Los expertos aconsejan a las personas con problemas respiratorios y cardíacos que permanezcan en sus casas y no se expongan al aire contaminado.
Las máscaras que filtran el aire son en estos momentos frecuentes entre la población, si bien el alcalde de la ciudad, Rudolph Giuliani, en un intento de tranquilizar a los habitantes, señaló que no se han encontrado sustancias peligrosas en el aire tras haberse realizado distintas pruebas. Indicó que no han hallado presencia de asbestos, lo que no significa que el polvo no irrite los ojos y la garganta. Evidentemente, Giuliani subrayó que las personas asmáticas deben evitar la exposición.
En cuanto a los pacientes cardíacos, algunos estudios han puesto de manifiesto que las partículas contaminantes derivadas de la combustión se asocian con un mayor riesgo de formación de trombos que pueden desencadenar infarto de miocardio. En palabras del Dr. Joel Schwartz, profesor de la Facultad de Salud Pública de Harvard, "en Nueva York fallecerán esta semana más personas que en cualquier otra debido a la contaminación ambiental. La polución mata. La gente debe cerrar las ventanas y encender los aparatos de aire acondicionado.
Otro experto de la Universidad de Columbia, el Dr. Paul Brandt-Rauf, muestra su preocupación por las partículas de amianto que pueda haber en el ambiente, sustancia asociada a un mayor riesgo de cáncer. También pueden ser peligrosos los derivados de la combustión del plástico. "Algunas de las peores sustancias se derivan de los incendios cuando estos ya han sido apagados", destaca.
Por otro lado, el Departamento de Salud de Estados Unidos anunció que está empezando a atender las consecuencias emocionales y psicológicas inmediatas y a largo plazo del impacto provocado por la pérdida de vidas y el daño causado por los ataques, según señaló el secretario del departamento, Tommy Thompson.

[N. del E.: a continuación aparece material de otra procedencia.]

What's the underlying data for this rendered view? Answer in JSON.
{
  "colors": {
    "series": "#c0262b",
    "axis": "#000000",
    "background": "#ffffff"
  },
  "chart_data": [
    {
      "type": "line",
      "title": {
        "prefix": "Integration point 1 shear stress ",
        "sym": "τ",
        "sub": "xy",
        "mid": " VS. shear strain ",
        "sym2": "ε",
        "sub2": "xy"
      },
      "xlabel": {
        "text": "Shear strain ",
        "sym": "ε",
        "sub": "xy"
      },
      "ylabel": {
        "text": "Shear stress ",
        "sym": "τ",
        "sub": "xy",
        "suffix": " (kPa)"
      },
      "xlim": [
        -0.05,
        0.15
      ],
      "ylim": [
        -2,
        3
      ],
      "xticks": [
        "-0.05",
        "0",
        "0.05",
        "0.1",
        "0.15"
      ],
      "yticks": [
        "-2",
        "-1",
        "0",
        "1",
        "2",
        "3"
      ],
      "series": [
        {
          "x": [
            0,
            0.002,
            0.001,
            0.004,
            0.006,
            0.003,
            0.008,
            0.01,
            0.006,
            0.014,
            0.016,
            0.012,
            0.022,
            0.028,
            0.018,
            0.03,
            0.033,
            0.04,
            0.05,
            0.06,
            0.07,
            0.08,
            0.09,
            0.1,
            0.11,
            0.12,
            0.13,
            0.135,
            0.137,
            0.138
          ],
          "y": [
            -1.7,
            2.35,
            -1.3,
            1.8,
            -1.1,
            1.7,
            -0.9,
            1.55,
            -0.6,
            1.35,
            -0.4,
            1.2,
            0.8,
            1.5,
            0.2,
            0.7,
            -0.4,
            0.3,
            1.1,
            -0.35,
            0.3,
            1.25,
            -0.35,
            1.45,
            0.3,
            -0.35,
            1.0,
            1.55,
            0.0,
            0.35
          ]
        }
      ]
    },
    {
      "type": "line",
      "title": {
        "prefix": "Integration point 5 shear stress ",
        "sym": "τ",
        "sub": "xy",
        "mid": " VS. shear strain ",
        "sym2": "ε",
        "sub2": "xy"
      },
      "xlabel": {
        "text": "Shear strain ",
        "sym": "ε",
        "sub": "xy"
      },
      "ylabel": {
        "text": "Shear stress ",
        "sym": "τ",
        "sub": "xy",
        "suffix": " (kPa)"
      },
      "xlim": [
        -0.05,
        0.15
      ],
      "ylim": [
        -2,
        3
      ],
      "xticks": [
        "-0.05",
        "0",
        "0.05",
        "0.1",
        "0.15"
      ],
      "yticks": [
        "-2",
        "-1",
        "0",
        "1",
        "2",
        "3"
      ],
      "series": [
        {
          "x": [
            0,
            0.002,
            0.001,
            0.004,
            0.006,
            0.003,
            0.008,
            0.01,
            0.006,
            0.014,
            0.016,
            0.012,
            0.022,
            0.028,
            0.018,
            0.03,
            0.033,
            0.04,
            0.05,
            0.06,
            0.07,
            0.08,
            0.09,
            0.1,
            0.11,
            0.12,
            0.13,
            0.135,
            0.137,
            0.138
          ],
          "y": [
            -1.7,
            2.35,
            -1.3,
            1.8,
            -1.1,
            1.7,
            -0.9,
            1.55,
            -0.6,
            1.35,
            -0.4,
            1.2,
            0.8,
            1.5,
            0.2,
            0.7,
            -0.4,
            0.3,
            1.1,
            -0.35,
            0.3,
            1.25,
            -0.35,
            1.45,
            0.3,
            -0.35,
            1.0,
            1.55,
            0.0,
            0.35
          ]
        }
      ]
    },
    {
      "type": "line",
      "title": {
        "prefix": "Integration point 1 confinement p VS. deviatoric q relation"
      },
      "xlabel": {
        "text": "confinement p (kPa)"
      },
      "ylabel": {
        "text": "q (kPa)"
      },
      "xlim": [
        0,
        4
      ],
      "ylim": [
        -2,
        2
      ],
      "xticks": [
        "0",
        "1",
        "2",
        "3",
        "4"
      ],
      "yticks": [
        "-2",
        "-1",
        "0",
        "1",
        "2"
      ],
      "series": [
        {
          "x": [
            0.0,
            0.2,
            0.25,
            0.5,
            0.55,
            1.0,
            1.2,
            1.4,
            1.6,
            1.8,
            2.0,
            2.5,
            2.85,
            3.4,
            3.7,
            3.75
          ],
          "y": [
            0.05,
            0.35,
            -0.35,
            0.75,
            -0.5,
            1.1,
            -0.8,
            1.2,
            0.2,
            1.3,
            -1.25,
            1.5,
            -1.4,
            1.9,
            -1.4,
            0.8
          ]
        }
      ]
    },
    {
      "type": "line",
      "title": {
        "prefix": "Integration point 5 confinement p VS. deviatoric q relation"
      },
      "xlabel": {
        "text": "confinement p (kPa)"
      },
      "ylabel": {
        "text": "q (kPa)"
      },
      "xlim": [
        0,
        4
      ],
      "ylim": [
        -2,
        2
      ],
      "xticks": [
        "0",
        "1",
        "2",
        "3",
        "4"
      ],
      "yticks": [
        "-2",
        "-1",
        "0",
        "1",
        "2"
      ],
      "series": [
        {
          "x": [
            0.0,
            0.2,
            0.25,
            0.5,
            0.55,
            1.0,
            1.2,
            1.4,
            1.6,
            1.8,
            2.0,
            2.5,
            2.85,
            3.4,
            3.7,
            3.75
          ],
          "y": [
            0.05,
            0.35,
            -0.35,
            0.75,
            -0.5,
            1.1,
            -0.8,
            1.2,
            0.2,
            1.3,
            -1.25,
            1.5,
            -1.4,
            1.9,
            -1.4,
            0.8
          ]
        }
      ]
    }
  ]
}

El personal sanitario ha comenzado a colaborar en los programas de crisis dirigidos a las víctimas, sus familias y a los cientos de trabajadores voluntarios que trabajan en el rescate. Las acciones incluyen un envío inmediato de un millón de dólares para financiar los servicios de apoyo mental y de apoyo a largo plazo.
"Estos devastadores ataques han conmocionado a la nación", señaló el secretario. "Las consecuencias emocionales y psicológicas causadas por la tragedia del 11 de septiembre serán profundas y se necesitará mucho tiempo para que cicatricen", añadió. El departamento cuenta con la colaboración de la Administración para el Manejo de Emergencias Federales, así como otros organismos, incluidos el Departamento de Justicia, para acelerar los recursos humanos y financieros. El más devastador de los traumas es que las personas más vulnerables están desarrollando síntomas emocionales y psicológicos. La falta de aviso, la extensión de los daños y las muertes, la exposición a eventos terribles y la posibilidad de reincidencia permiten la posibilidad de repercusiones emocionales tanto en adultos como en los niños.